Huntsman GmbH & Co KG
Hersteller von Basismaterial wie Lack, Klebstoffe und Druckfarben für die weiterverarbeitende Industrie. 72 Mitarbeiter gehören zu dem Unternehmen, der Betriebsrat mit Reiner Karkoska (50) an der Spitze zählt fünf Mitglieder. Die Betriebsratswahlen sind bei Huntsmann terminiert für den 27. April. Für den Vorsitzenden ist ein funktionierender Betriebsrat sehr wichtig: "Die Belegschaft kann sich so in die Unternehmensprozesse mit einbringen. Letztlich ist aber nur ein Betriebsrat stark, der auf entsprechende gewerkschaftliche Unterstützung zurückgreifen kann." Gemeinsam mit der IGBCE habe man in Bergkamen vieles erreichen können. In den vergangenen zwei Jahren habe eine Politisierung der Belegschaft erkennbar zugenommen - es herrsche mehr Sachlichkeit und weniger Lagerdenken. Auf dieser Basis könne man vieles erreichen und den eigenen Standort sichern.
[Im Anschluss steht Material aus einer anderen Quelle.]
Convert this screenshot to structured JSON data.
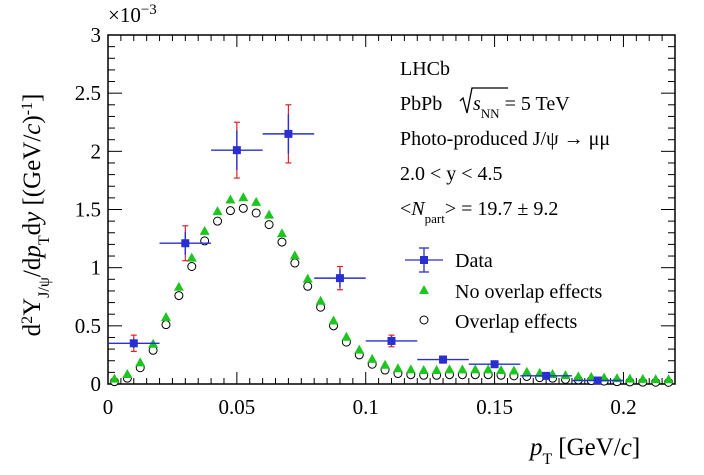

RAG Deutsche Steinkohle Bergwerk Ost
Rund 2400 Mitglieder werden in der Zeit vom 8. bis zum 10. März trotz der anstehenden Schließung des Bergwerkes Ost im September 2010 einen Betriebsrat wählen. 19 Mitglieder gehören derzeit zum Betriebsrat, Vorsitzender Wolfgang Junge zählt 33 Kandidaten auf der Bewerberliste. Das sind deutlich weniger als in den Vorjahren, aber das hängt, so Junge, sicherlich mit dem bevorstehenden Standortwechsel zusammen. Wolfgang Junge selbst wird ebenfalls wieder kandidieren, er gehört seit 1987 zum Betriebsrat, 2002 hat er den Vorsitz übernommen. Ohne Betriebsrat geht es für ihn nicht: "Dieses Instrument der Mitbestimmung ist immens wichtig." Gerade in diesen Zeiten sei ein Betriebsrat unumgänglich. damit nicht ständig Arbeitnehmer freigesetzt würden und Kurzarbeit das Ziel aller Wünsche sei. Betriebsratsvorsitzender Wolfgang Junge hat selbst gerade anstrengende Verhandlungen hinter sich - immer bemüht - , das Bestmögliche für seine Belegschaft im Rahmen des Sozialplans bzw. dem Interessensausgleich, der zur Schließung des Bergwerkes Ost abgeschlossen wurde, zu erreichen.
Chemtura GmbH Bergkamen
Der Zinn-Betrieb stellt unter anderem Produkte für Lacke und PVC her, die in der Automobilindustrie verwendet werden. 250 wahlberechtigte Mitarbeiter werden hier am 12. und 15. März wählen. 22 Bewerber (ein wenig mehr als üblich) wollen in dem neunköpfigen Betriebsrat aktiv werden. "Die Wahlen bestimmen eher betriebsinterne Themen denn die Konjunktur", sagt Betriebsratsvorsitzender Thomas Bösch (46). Ein Betriebsrat mit Erfahrung sei immens wichtig, allerdings dürfe der niemals den Kontakt zu Basis verlieren. Themen wie Kündigungsschutz, die Umsetzung von Sozialplänen und Betriebsvereinbarungen verlangten Fingerspitzengefühl und Rückgrat: "Ein Betriebsrat hat die Möglichkeit, bei Verhandlungen mit dem Arbeitgeber ganz anders aufzutreten, als jemand, der ohnehin schon um seinen Job bangt. "Auch Thomas Bösch will seine Arbeit als Vorsitzender fortsetzen und stellt sich wieder zur Wahl.